In the mountains, the Tour de France is a long geological journey on pedals

In the mountains, the Tour de France is a long geological journey on pedals

[ad_1]

Today the Grande Boucle climbs the Jura massif to the summit of the Grand Colombiere. Saturday and Sunday the first two alpine days. The common thread that unites cycling and rocks

It is by looking up to the sky when you are in the midst of the hills that anticipate the mountains, while you see distant but approaching peaks and ridges that you begin to understand why it is there, above all there, that cycling finds its environment its best form. It wasn’t a given that it would happen. The long century of the bicycle began on the plains and became an ascending novel when it evolved from a means of transport into an exploration tool of human resistance to fatigue and speed.
It is in the mountains that cycling often becomes something memorable, even if lately, with certain people in a group, you don’t even need mountains, just a small incline, a mound, a small hillock, to see shots, inventions, exciting deeds. Yet it is there, in the mountains, especially in the three-week stage races, that cycling understands that it is of the same substance as the mountain, that it is geological, geomorphological, orographic. Sometimes cosmogonic like this Tour de France: wherever it meets a relief – it happened yesterday during the twelfth stage – we get straight to the center of our love for cycling, to the origin of our passion, cosmos, for this sport.

Now the mountains are once again the protagonists of the Grande Boucle, the altitudes from today become more tormented, the scenarios change, the fields become pastures, the trees change, the leaves become needles, the same ones that seem to penetrate under the skin in the calves and quadriceps. in the lungs, giving that sensation of total internal boiling. It starts with the Jura massifthe sinuous grandeur of the Grand Colombier. Then it will be time for Alpsthe green meadows and the blue lakes of the Col de Joux PlaneSaturday, and the rocky peaks of the Dômes de Miage and the Têtes des Bellaval overlooking Domancy and higher Saint-Gervais-les-BainsSunday.

The rocks are an irresistible attraction, they are, with the sea, the only unreachable place for a bicycle.

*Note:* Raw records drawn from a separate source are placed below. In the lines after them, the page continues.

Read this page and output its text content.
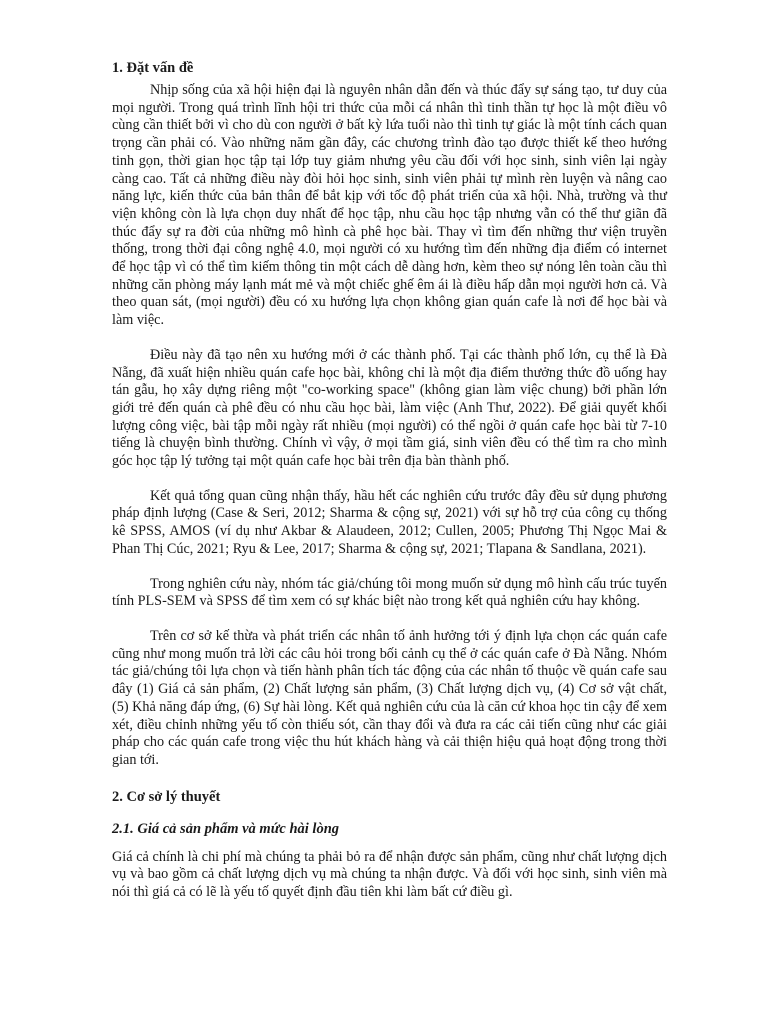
1. Đặt vấn đề

Nhịp sống của xã hội hiện đại là nguyên nhân dẫn đến và thúc đẩy sự sáng tạo, tư duy của mọi người. Trong quá trình lĩnh hội tri thức của mỗi cá nhân thì tinh thần tự học là một điều vô cùng cần thiết bởi vì cho dù con người ở bất kỳ lứa tuổi nào thì tinh tự giác là một tính cách quan trọng cần phải có. Vào những năm gần đây, các chương trình đào tạo được thiết kế theo hướng tinh gọn, thời gian học tập tại lớp tuy giảm nhưng yêu cầu đối với học sinh, sinh viên lại ngày càng cao. Tất cả những điều này đòi hỏi học sinh, sinh viên phải tự mình rèn luyện và nâng cao năng lực, kiến thức của bản thân để bắt kịp với tốc độ phát triển của xã hội. Nhà, trường và thư viện không còn là lựa chọn duy nhất để học tập, nhu cầu học tập nhưng vẫn có thể thư giãn đã thúc đẩy sự ra đời của những mô hình cà phê học bài. Thay vì tìm đến những thư viện truyền thống, trong thời đại công nghệ 4.0, mọi người có xu hướng tìm đến những địa điểm có internet để học tập vì có thể tìm kiếm thông tin một cách dễ dàng hơn, kèm theo sự nóng lên toàn cầu thì những căn phòng máy lạnh mát mẻ và một chiếc ghế êm ái là điều hấp dẫn mọi người hơn cả. Và theo quan sát, (mọi người) đều có xu hướng lựa chọn không gian quán cafe là nơi để học bài và làm việc.

Điều này đã tạo nên xu hướng mới ở các thành phố. Tại các thành phố lớn, cụ thể là Đà Nẵng, đã xuất hiện nhiều quán cafe học bài, không chỉ là một địa điểm thưởng thức đồ uống hay tán gẫu, họ xây dựng riêng một "co-working space" (không gian làm việc chung) bởi phần lớn giới trẻ đến quán cà phê đều có nhu cầu học bài, làm việc (Anh Thư, 2022). Để giải quyết khối lượng công việc, bài tập mỗi ngày rất nhiều (mọi người) có thể ngồi ở quán cafe học bài từ 7-10 tiếng là chuyện bình thường. Chính vì vậy, ở mọi tầm giá, sinh viên đều có thể tìm ra cho mình góc học tập lý tưởng tại một quán cafe học bài trên địa bàn thành phố.

Kết quả tổng quan cũng nhận thấy, hầu hết các nghiên cứu trước đây đều sử dụng phương pháp định lượng (Case & Seri, 2012; Sharma & cộng sự, 2021) với sự hỗ trợ của công cụ thống kê SPSS, AMOS (ví dụ như Akbar & Alaudeen, 2012; Cullen, 2005; Phương Thị Ngọc Mai & Phan Thị Cúc, 2021; Ryu & Lee, 2017; Sharma & cộng sự, 2021; Tlapana & Sandlana, 2021).

Trong nghiên cứu này, nhóm tác giả/chúng tôi mong muốn sử dụng mô hình cấu trúc tuyến tính PLS-SEM và SPSS để tìm xem có sự khác biệt nào trong kết quả nghiên cứu hay không.

Trên cơ sở kế thừa và phát triển các nhân tố ảnh hưởng tới ý định lựa chọn các quán cafe cũng như mong muốn trả lời các câu hỏi trong bối cảnh cụ thể ở các quán cafe ở Đà Nẵng. Nhóm tác giả/chúng tôi lựa chọn và tiến hành phân tích tác động của các nhân tố thuộc về quán cafe sau đây (1) Giá cả sản phẩm, (2) Chất lượng sản phẩm, (3) Chất lượng dịch vụ, (4) Cơ sở vật chất, (5) Khả năng đáp ứng, (6) Sự hài lòng. Kết quả nghiên cứu của là căn cứ khoa học tin cậy để xem xét, điều chỉnh những yếu tố còn thiếu sót, cần thay đổi và đưa ra các cải tiến cũng như các giải pháp cho các quán cafe trong việc thu hút khách hàng và cải thiện hiệu quả hoạt động trong thời gian tới.

2. Cơ sở lý thuyết
2.1. Giá cả sản phẩm và mức hài lòng

Giá cả chính là chi phí mà chúng ta phải bỏ ra để nhận được sản phẩm, cũng như chất lượng dịch vụ và bao gồm cả chất lượng dịch vụ mà chúng ta nhận được. Và đối với học sinh, sinh viên mà nói thì giá cả có lẽ là yếu tố quyết định đầu tiên khi làm bất cứ điều gì.
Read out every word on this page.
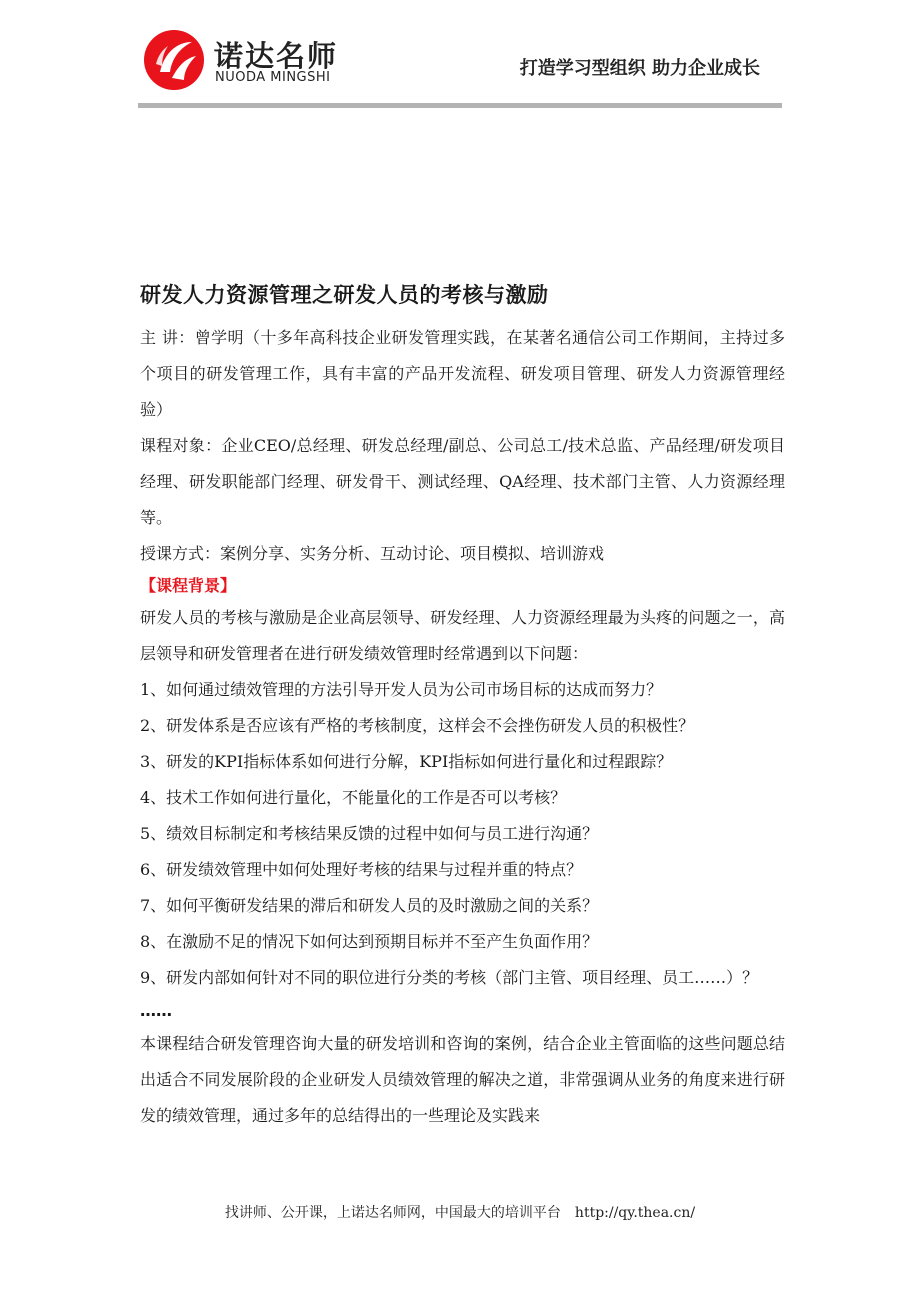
诺达名师
NUODA MINGSHI	打造学习型组织 助力企业成长
研发人力资源管理之研发人员的考核与激励

主 讲：曾学明（十多年高科技企业研发管理实践，在某著名通信公司工作期间，主持过多个项目的研发管理工作，具有丰富的产品开发流程、研发项目管理、研发人力资源管理经验）

课程对象：企业CEO/总经理、研发总经理/副总、公司总工/技术总监、产品经理/研发项目经理、研发职能部门经理、研发骨干、测试经理、QA经理、技术部门主管、人力资源经理等。

授课方式：案例分享、实务分析、互动讨论、项目模拟、培训游戏

【课程背景】

研发人员的考核与激励是企业高层领导、研发经理、人力资源经理最为头疼的问题之一，高层领导和研发管理者在进行研发绩效管理时经常遇到以下问题：

1、如何通过绩效管理的方法引导开发人员为公司市场目标的达成而努力？

2、研发体系是否应该有严格的考核制度，这样会不会挫伤研发人员的积极性？

3、研发的KPI指标体系如何进行分解，KPI指标如何进行量化和过程跟踪？

4、技术工作如何进行量化，不能量化的工作是否可以考核？

5、绩效目标制定和考核结果反馈的过程中如何与员工进行沟通？

6、研发绩效管理中如何处理好考核的结果与过程并重的特点？

7、如何平衡研发结果的滞后和研发人员的及时激励之间的关系？

8、在激励不足的情况下如何达到预期目标并不至产生负面作用？

9、研发内部如何针对不同的职位进行分类的考核（部门主管、项目经理、员工……）？

……

本课程结合研发管理咨询大量的研发培训和咨询的案例，结合企业主管面临的这些问题总结出适合不同发展阶段的企业研发人员绩效管理的解决之道，非常强调从业务的角度来进行研发的绩效管理，通过多年的总结得出的一些理论及实践来

找讲师、公开课，上诺达名师网，中国最大的培训平台 http://qy.thea.cn/
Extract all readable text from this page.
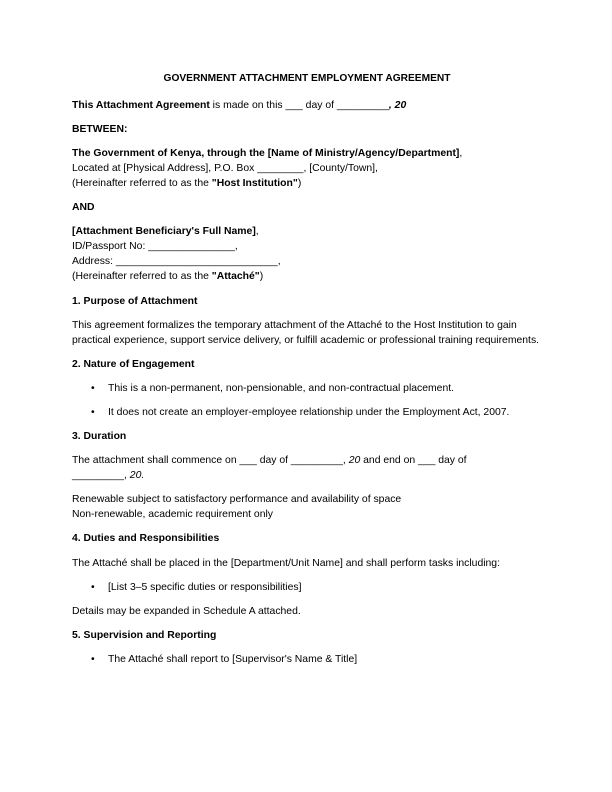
GOVERNMENT ATTACHMENT EMPLOYMENT AGREEMENT

This Attachment Agreement is made on this ___ day of _________, 20

BETWEEN:

The Government of Kenya, through the [Name of Ministry/Agency/Department],
Located at [Physical Address], P.O. Box ________, [County/Town],
(Hereinafter referred to as the "Host Institution")

AND

[Attachment Beneficiary's Full Name],
ID/Passport No: _______________,
Address: ____________________________,
(Hereinafter referred to as the "Attaché")
1. Purpose of Attachment

This agreement formalizes the temporary attachment of the Attaché to the Host Institution to gain practical experience, support service delivery, or fulfill academic or professional training requirements.

2. Nature of Engagement
• This is a non-permanent, non-pensionable, and non-contractual placement.
• It does not create an employer-employee relationship under the Employment Act, 2007.
3. Duration

The attachment shall commence on ___ day of _________, 20 and end on ___ day of
_________, 20.

Renewable subject to satisfactory performance and availability of space
Non-renewable, academic requirement only
4. Duties and Responsibilities

The Attaché shall be placed in the [Department/Unit Name] and shall perform tasks including:

• [List 3–5 specific duties or responsibilities]

Details may be expanded in Schedule A attached.

5. Supervision and Reporting
• The Attaché shall report to [Supervisor's Name & Title]
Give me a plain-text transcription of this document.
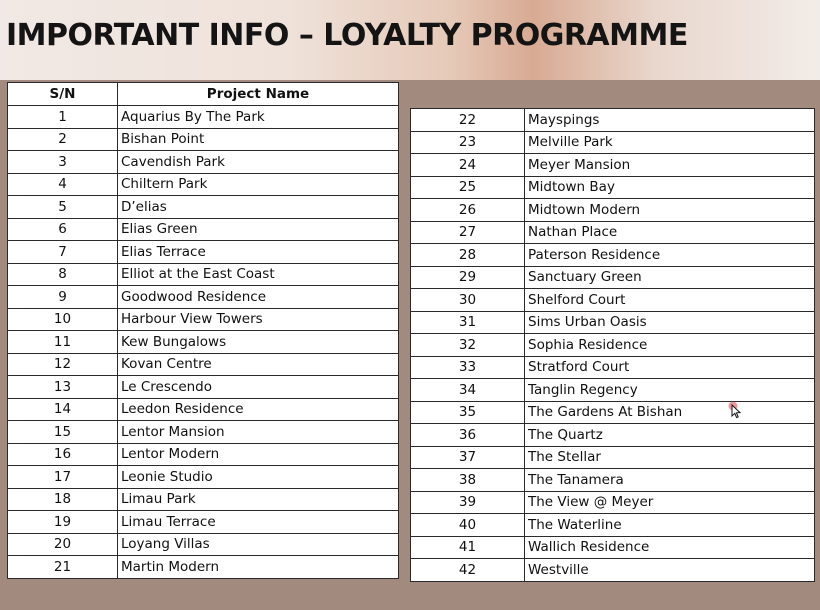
IMPORTANT INFO – LOYALTY PROGRAMME
S/N	Project Name
1	Aquarius By The Park
2	Bishan Point
3	Cavendish Park
4	Chiltern Park
5	D’elias
6	Elias Green
7	Elias Terrace
8	Elliot at the East Coast
9	Goodwood Residence
10	Harbour View Towers
11	Kew Bungalows
12	Kovan Centre
13	Le Crescendo
14	Leedon Residence
15	Lentor Mansion
16	Lentor Modern
17	Leonie Studio
18	Limau Park
19	Limau Terrace
20	Loyang Villas
21	Martin Modern
22	Mayspings
23	Melville Park
24	Meyer Mansion
25	Midtown Bay
26	Midtown Modern
27	Nathan Place
28	Paterson Residence
29	Sanctuary Green
30	Shelford Court
31	Sims Urban Oasis
32	Sophia Residence
33	Stratford Court
34	Tanglin Regency
35	The Gardens At Bishan
36	The Quartz
37	The Stellar
38	The Tanamera
39	The View @ Meyer
40	The Waterline
41	Wallich Residence
42	Westville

They whisper to those who pedal come and get me. That’s why we get as close to them as possible. Watching a stage race is like watching all the rocks.

Cycling is sedimentary, an overlapping of fatigue sediments and sprints, an accumulation on the bottom of the muscles of attempts that went well and went wrong, of sprints, escapes, falls, chases. And of vanished ambitions, grabbed, that seemed lost and then, sometimes, reappear when hopes had disappeared.

Cycling is volcanic, an explosion of jerks and counter-jerks, of attempts that seemed illusory and which instead, kilometer after kilometre, took shape, above all substance. The group that shatters, which spreads through the streets as if they were lapilli thrown into the air from the crater.

Cycling is metamorphic, as it moves towards the finish it changes, evolves, transforms. And it transforms our expectations, it stimulates our passion, our desire to be there, on the side of the road or on the sofa, because when the race starts up, it speeds up the pace, we always end up “on the tip of the pillow”, upper body in forward, almost as if he wanted to enter the screen and stay there, with them, to push them with his gaze and cheer them on.

Above all, cycling is always karst. An accumulation of caves and underground openings, good places to accumulate extra resources that you can pull out when it seems you’ve given everything. It applies to all Sunday runners, it especially applies to runners who work their legs, hearts, lungs, soul to win a stage, a Tour de France. It always ends up that in the end the winner is whoever has the most cavities, whoever has the deepest sinkholes. Pedaling is external for movement, it is very often above all internal for the ability to draw that something more that others are unable to draw. Especially in the mountains.